Bekker spotted the man he’d been looking for and instantly forgot all about the pain from his old wounds.
“Sergeant!”
Staff Sergeant Roost hurried over from the pile of supplies he’d been inspecting.
“Sir?”
“Find Captains Recheck and der Merwe and tell them I want to see them at the farmhouse in fifteen minutes.”
“Yes, sir. ” The short, wiry noncom turned to go and then turned back.
“Are we going to see some action soon, Major?”
Bekker nodded.
Roost smiled, a fierce, quick grin.
“Do we kill Americans or Cubans this time?”
“Neither, Sergeant. ” He shook his head grimly.
“This time we hunt our own kind.”
If the thought of killing fellow South Africans bothered Roost, he certainly didn’t let it show on his face. Instead, he just touched his hand to his beret in a casual salute and moved off to obey his orders.

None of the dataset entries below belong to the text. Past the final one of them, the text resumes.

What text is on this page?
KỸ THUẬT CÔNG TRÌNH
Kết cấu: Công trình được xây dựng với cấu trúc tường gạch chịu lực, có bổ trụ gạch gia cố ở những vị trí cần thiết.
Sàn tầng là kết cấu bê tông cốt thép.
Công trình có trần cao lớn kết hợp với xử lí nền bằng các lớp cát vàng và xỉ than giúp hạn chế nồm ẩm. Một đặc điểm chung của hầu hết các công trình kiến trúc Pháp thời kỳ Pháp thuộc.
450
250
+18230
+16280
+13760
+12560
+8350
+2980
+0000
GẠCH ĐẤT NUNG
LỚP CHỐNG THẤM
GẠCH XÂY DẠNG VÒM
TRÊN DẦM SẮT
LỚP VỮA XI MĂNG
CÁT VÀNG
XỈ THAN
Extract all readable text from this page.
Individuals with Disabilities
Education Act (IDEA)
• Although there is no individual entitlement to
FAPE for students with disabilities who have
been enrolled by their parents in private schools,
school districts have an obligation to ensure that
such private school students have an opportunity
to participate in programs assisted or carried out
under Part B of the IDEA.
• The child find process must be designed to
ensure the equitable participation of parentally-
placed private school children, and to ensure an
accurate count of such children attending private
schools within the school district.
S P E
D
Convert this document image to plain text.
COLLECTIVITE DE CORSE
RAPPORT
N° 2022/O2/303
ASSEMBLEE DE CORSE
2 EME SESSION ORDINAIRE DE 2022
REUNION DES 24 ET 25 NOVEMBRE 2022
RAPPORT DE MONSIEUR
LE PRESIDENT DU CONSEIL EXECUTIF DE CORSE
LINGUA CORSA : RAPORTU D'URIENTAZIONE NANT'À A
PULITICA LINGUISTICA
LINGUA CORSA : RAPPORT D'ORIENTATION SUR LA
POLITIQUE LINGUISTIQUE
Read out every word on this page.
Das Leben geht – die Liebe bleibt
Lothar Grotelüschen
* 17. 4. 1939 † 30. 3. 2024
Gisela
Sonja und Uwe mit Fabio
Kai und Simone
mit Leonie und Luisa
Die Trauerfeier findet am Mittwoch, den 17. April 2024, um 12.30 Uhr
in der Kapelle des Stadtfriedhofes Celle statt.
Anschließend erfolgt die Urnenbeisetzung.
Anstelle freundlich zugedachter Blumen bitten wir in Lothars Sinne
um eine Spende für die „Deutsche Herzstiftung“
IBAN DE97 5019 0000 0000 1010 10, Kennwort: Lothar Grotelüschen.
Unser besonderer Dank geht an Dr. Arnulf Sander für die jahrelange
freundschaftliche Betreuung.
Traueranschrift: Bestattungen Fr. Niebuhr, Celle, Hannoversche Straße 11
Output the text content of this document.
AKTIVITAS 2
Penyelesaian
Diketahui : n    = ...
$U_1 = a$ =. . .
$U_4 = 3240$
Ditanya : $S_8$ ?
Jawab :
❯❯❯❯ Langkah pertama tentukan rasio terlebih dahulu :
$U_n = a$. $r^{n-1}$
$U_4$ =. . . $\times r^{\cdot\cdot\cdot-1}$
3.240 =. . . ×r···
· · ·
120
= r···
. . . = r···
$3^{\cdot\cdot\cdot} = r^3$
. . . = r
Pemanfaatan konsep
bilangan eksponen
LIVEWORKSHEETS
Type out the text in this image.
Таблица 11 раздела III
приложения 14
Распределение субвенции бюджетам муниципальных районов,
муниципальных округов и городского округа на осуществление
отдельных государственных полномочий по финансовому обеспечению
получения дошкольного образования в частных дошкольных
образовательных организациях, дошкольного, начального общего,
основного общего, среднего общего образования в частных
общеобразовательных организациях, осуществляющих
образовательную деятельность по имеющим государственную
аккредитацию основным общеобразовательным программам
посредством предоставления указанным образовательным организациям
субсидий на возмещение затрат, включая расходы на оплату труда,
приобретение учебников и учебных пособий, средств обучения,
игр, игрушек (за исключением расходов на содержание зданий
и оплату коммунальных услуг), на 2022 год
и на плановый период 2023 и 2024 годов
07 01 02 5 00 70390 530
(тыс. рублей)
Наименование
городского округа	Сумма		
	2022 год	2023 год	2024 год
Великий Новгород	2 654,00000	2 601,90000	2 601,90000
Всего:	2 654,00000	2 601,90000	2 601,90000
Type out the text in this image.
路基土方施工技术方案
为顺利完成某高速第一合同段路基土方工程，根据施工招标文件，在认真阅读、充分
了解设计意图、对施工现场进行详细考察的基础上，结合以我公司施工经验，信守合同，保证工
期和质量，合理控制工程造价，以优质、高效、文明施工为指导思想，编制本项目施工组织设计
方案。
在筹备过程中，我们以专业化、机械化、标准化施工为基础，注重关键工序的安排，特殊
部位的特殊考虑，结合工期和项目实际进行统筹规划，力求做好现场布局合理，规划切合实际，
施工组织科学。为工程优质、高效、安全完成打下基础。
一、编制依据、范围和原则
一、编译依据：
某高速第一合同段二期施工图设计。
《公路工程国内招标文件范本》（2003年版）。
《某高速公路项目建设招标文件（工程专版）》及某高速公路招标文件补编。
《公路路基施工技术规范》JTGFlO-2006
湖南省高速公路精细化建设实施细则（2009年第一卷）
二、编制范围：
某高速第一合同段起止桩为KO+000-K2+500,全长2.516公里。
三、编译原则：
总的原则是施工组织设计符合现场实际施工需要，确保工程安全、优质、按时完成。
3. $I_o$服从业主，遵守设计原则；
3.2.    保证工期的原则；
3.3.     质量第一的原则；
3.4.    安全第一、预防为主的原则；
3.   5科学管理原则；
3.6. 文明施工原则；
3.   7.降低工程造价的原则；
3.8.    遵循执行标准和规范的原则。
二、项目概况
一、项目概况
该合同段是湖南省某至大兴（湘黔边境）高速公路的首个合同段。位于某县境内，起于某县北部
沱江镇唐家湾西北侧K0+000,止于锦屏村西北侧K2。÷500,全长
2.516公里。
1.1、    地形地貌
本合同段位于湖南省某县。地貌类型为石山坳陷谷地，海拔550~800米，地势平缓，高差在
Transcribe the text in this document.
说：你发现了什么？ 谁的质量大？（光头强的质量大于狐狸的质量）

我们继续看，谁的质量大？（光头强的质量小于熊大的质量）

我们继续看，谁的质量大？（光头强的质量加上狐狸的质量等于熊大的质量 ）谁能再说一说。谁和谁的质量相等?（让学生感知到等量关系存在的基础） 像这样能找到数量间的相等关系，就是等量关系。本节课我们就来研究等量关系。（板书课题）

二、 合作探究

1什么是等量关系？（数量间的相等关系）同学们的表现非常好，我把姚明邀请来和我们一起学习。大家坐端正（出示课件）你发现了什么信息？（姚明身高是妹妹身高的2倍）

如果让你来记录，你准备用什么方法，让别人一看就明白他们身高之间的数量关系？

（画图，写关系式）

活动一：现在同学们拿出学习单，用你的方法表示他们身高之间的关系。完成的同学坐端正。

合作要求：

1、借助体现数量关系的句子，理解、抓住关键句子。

Bekker stood motionless for several moments, watching as the sergeant headed away in search of his two company commanders. At least this once, he thought, Pretoria’s orders were clear and concise. The men and helicopters of the Parachute Brigade’s Reaction Force were to find, attack, and destroy
Commandant Kruger and his traitorous 20th Cape Rifle battalion.
And Maj. Rolf Bekker always obeyed his orders.